Here's an update pic based on critiques I've received. I made the beaches omni directional to fix a critique posted earlier. I'm going to do more work to polish them later but I feel this is a good start to illustrate the new look.
Thought I'd include some of the buildings that can be placed in the game in order to show off more of the new pixel perfect direction I'm taking.
Be sure to click on the larger image to get a pixel perfect view of it as it is scaled down a little bit when posted.


On the crisp versions, it becomes visible that many of your assets have a lower resolution that the tile size, and not even an exact multiple of it : Some pixel columns are doubled, some are not and the effect can be jarring.
If you can't get tiles that map 1:1 with screen pixels, well, you'd rather keep the overall filtering : it will help a lot blend images of different qualities together.
The "scattered dots" and "marsh symbols" seem to be overlays of a monochrome texture. It may not be too hard to increase their native resolution, and the result will look quite sharper, even with an overall filtering on top.
Strangely, the "stone deposits" seem to be natively higher-resolution than most of the rest, as it doesn't show the same kind of issue.
So I've spent a ton of time figuring out the best possible way to get things to be pixel perfect and I've settled on having images popping out of the landscape(which are flat to the screen) to be non-filtered images and everything that lays flat on the ground to be filtered. Since images that are flat against the ground are tipped at an angle, they will always have artifact lines when non filtered.

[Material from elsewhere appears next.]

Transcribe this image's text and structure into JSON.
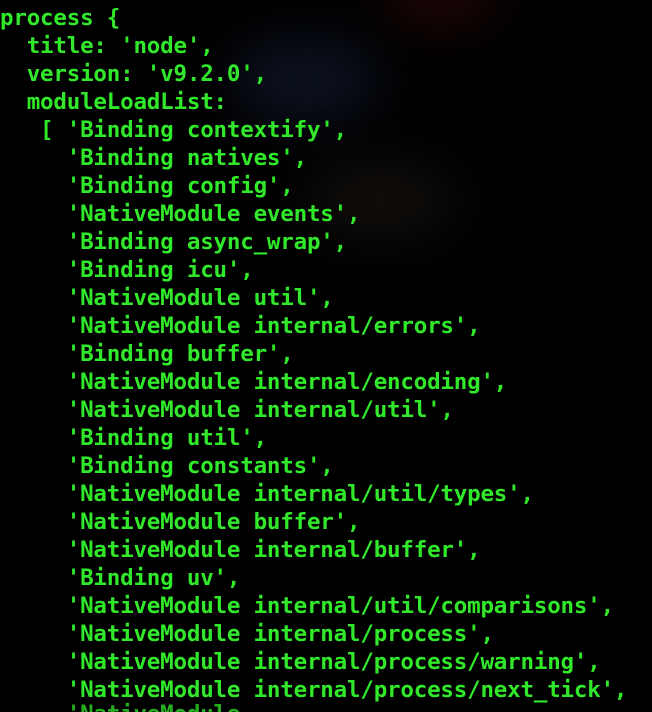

The good thing about this is that my mountains and buildings which stick out of the land look nice and crisp. I also made the rocks that lay flat on the ground to be non-filtered as it makes sense for them to be crisper as rocks and they have less of a visible artifact. They are not any higher resolution than anything else as you say, so its interesting that they seem that way.
If you're not zooming in and out, you should be able to match the size of the sprites displayed to be exactly the size of the images, which will give you better control over how they look in-game. What engine are you using? The only one I have experience with is Unity.
The green patches don't really read as trees, especially when compared to the scale of other parts of the map. Maybe try adding faint tree shapes?
Here, I did a quick sketch to demonstrate:
without trees:
I've made the mountains to be the exact right pixel/tile size for the screen and made them non-filtered to give them a crisper look. I also took some of your mountain tips and applied them. I think they look a lot better. I am going to have seasons in this game so I'll have more or less snow on the mountains based on what time of year it is. I'm using Unity for this.
I like it how itīs generated,
but could you make somethings with this little Lake Things?
Make some bigger together or such 
Thank you. I actually have it so that lakes are able to combine together to form larger lakes via the tile system. Hopefully my new screenshots illustrate that.